Le jour même où, en janvier 2017, James Comey, alors directeur du FBI, a signé une demande de mandat de surveillance de la FISA déclarant que le contenu du dossier de Christopher Steele avait été « vérifié », il a écrit au chef sortant de la communauté du renseignement du président Obama avec une évaluation très différente des renseignements de l’espion britannique sur la collusion avec la Russie, comme le montre un mémo récemment publié.
« Nous ne sommes pas en mesure de corroborer suffisamment les informations », a écrit M. Comey dans un courriel adressé le 12 janvier 2017 à James Clapper, alors directeur des services de renseignement nationaux, qui a été déclassifié et rendu public dans le cadre d’une action en justice intentée par la Southeastern Legal Foundation.
La note de service relate un débat interne au sein de la communauté du renseignement américain pendant l’un des moments les plus délicats de l’enquête Crossfire Hurricane du FBI, alors vieille de six mois.

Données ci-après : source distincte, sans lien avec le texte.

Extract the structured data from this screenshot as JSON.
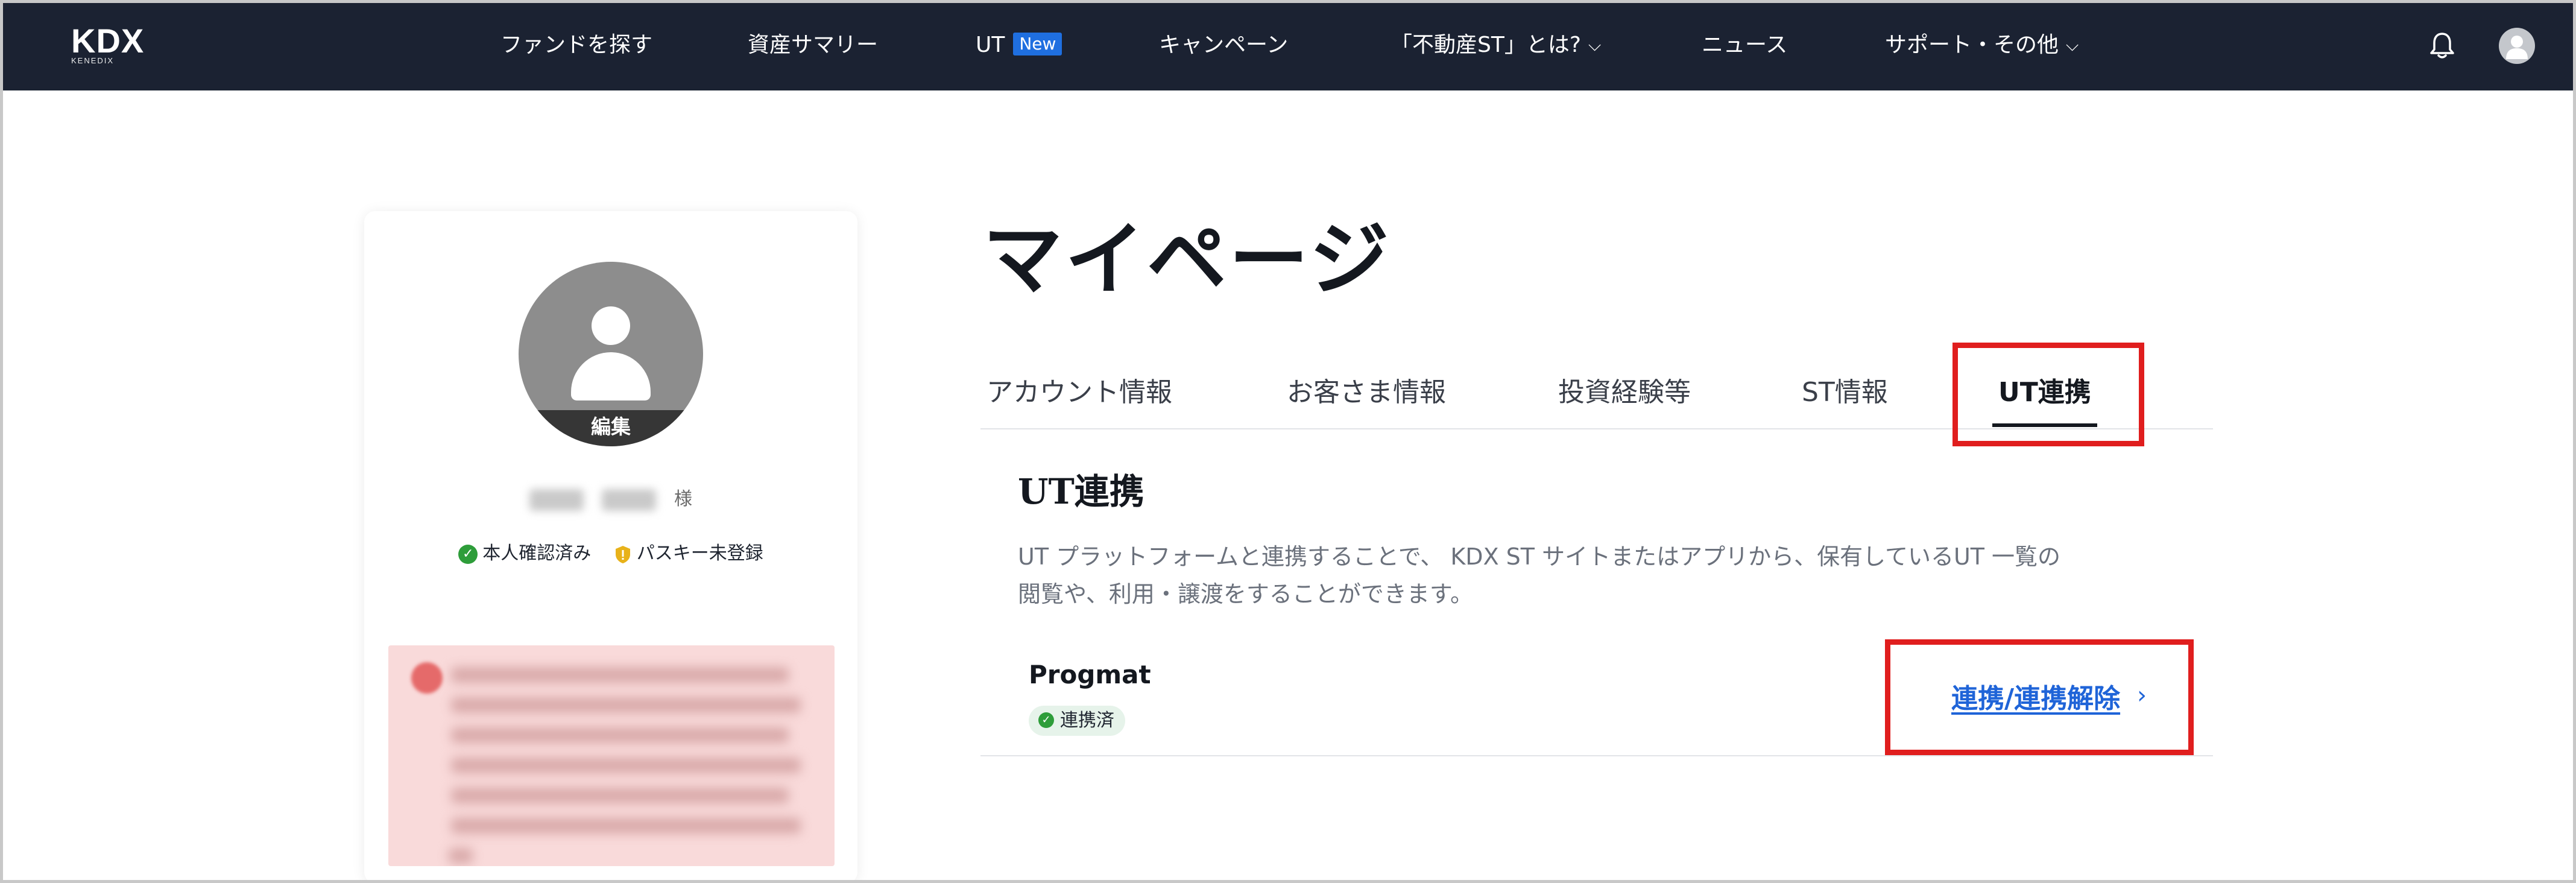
{
  "header": {
    "logo": "KDX",
    "logo_sub": "KENEDIX",
    "nav": [
      {
        "label": "ファンドを探す"
      },
      {
        "label": "資産サマリー"
      },
      {
        "label": "UT",
        "badge": "New"
      },
      {
        "label": "キャンペーン"
      },
      {
        "label": "「不動産ST」とは?",
        "dropdown": true
      },
      {
        "label": "ニュース"
      },
      {
        "label": "サポート・その他",
        "dropdown": true
      }
    ],
    "icons": {
      "notifications": "bell-icon",
      "account": "user-avatar-icon"
    },
    "colors": {
      "background": "#1b2232",
      "new_badge": "#1f6fe0"
    }
  },
  "profile": {
    "edit_label": "編集",
    "name_suffix": "様",
    "statuses": [
      {
        "label": "本人確認済み",
        "icon": "check-circle-icon",
        "color": "#2e9d3a"
      },
      {
        "label": "パスキー未登録",
        "icon": "shield-warning-icon",
        "color": "#e8b21a"
      }
    ]
  },
  "main": {
    "page_title": "マイページ",
    "tabs": [
      {
        "label": "アカウント情報"
      },
      {
        "label": "お客さま情報"
      },
      {
        "label": "投資経験等"
      },
      {
        "label": "ST情報"
      },
      {
        "label": "UT連携",
        "active": true
      }
    ],
    "section": {
      "title": "UT連携",
      "description_line1": "UT プラットフォームと連携することで、 KDX ST サイトまたはアプリから、保有しているUT 一覧の",
      "description_line2": "閲覧や、利用・譲渡をすることができます。",
      "service": {
        "name": "Progmat",
        "status_badge": "連携済",
        "action_label": "連携/連携解除",
        "action_icon": "chevron-right-icon"
      }
    },
    "colors": {
      "link": "#1f64d8",
      "highlight": "#e01e1e",
      "linked_badge_bg": "#e6f3ea"
    }
  }
}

Les responsables de la CIA avaient déjà informé le FBI de Comey que la cible du mandat de la FISA, Carter Page, n’était pas un espion russe mais plutôt un atout aidant les services de renseignement américains. Le bureau avait reçu des avertissements sur Steele et la fiabilité de son réseau de sources, notamment sur le fait qu’il aurait pu être compromis par la désinformation russe. Les agents venaient également de recommander, le 4 janvier 2017, l’arrêt de l’enquête sur le nouveau conseiller à la sécurité nationale Michael Flynn pour manque de preuves.

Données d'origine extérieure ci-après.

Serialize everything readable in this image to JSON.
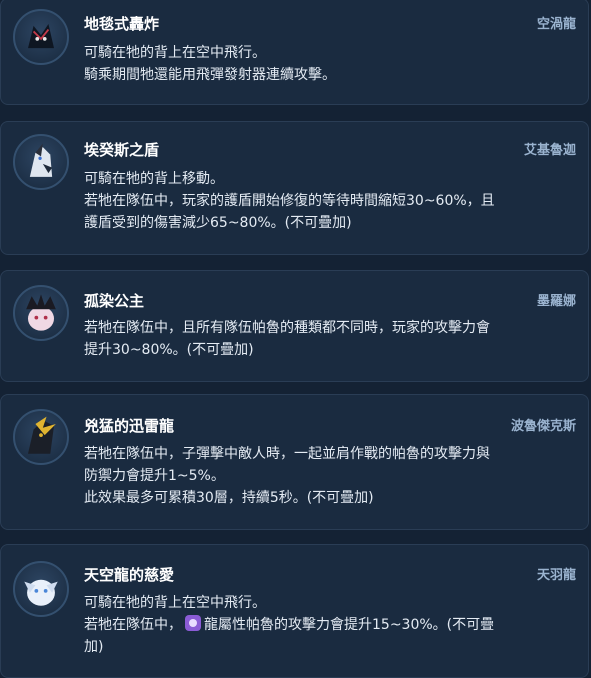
{
  "cards": [
    {
      "name": "地毯式轟炸",
      "pal": "空渦龍",
      "lines": [
        "可騎在牠的背上在空中飛行。",
        "騎乘期間牠還能用飛彈發射器連續攻擊。"
      ]
    },
    {
      "name": "埃癸斯之盾",
      "pal": "艾基魯迦",
      "lines": [
        "可騎在牠的背上移動。",
        "若牠在隊伍中，玩家的護盾開始修復的等待時間縮短30~60%，且",
        "護盾受到的傷害減少65~80%。(不可疊加)"
      ]
    },
    {
      "name": "孤染公主",
      "pal": "墨羅娜",
      "lines": [
        "若牠在隊伍中，且所有隊伍帕魯的種類都不同時，玩家的攻擊力會",
        "提升30~80%。(不可疊加)"
      ]
    },
    {
      "name": "兇猛的迅雷龍",
      "pal": "波魯傑克斯",
      "lines": [
        "若牠在隊伍中，子彈擊中敵人時，一起並肩作戰的帕魯的攻擊力與",
        "防禦力會提升1~5%。",
        "此效果最多可累積30層，持續5秒。(不可疊加)"
      ]
    },
    {
      "name": "天空龍的慈愛",
      "pal": "天羽龍",
      "lines": [
        "可騎在牠的背上在空中飛行。"
      ],
      "line2_prefix": "若牠在隊伍中，",
      "line2_suffix": "龍屬性帕魯的攻擊力會提升15~30%。(不可疊",
      "line3": "加)",
      "dragon_icon": "dragon-element-icon"
    }
  ]
}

Le FBI avait été averti l’été précédent que la campagne d’Hillary Clinton pourrait avoir planté la fausse histoire de collusion avec la Russie comme un moyen de « vilipender » Trump et de détourner l’attention de son scandale de courrier électronique, et les agents étaient sur le point d’interroger la principale source secondaire de Steele, qui écarterait une grande partie des informations du dossier qui lui sont attribuées comme étant des propos de bar et des rumeurs non confirmées qui ne sont pas dignes des renseignements officiels.
Et la grande communauté du renseignement avait décidé qu’elle ne voulait pas se porter garante du dossier Steele dans son évaluation officielle de la communauté du renseignement sur l’ingérence russe dans les élections américaines de 2016.
C’est dans ce contexte, dans les derniers jours de l’administration Obama, que Clapper avait écrit à Comey plus tôt le 12 janvier 2017 pour informer le FBI que Clapper avait décidé de publier une déclaration publique déclarant que le dossier Steele n’était mentionné que dans une annexe du rapport de la communauté du renseignement parce que « la CI n’a pas jugé que les informations contenues dans le document sont fiables ».
Comey a tenté de repousser cette déclaration, suggérant que Steele était considéré comme fiable (il avait en fait été licencié par le FBI pour avoir fui à ce moment-là) et que son réseau comprenait des sources qui pourraient être en mesure de savoir des choses (bien que la source principale ait déjà désavoué les informations qui lui étaient attribuées dans le dossier).
« Je viens d’avoir l’occasion de revoir les points de discussion proposés à ce sujet pour aujourd’hui », a écrit M. Comey à M. Clapper. C’est peut-être un peu exagéré, mais je crains qu’il ne soit pas préférable de dire « le CI n’a pas jugé que les informations contenues dans le document sont fiables ». Je dis cela parce que nous avons conclu que la source est fiable et qu’elle a fait ses preuves en matière de communication d’informations fiables ; nous avons une certaine visibilité dans son réseau de sources, dont certaines sont des sous-sources en mesure de communiquer des informations de ce type ; et une grande partie de ce qu’il communique dans le présent document est conforme et corrobore d’autres informations figurant dans le corps du rapport principal du CI.
Ensuite, M. Comey a ajouté la phrase qui a affaibli son argument : « Cela dit, nous ne sommes pas en mesure de corroborer suffisamment le rapport pour l’inclure dans le corps du rapport ».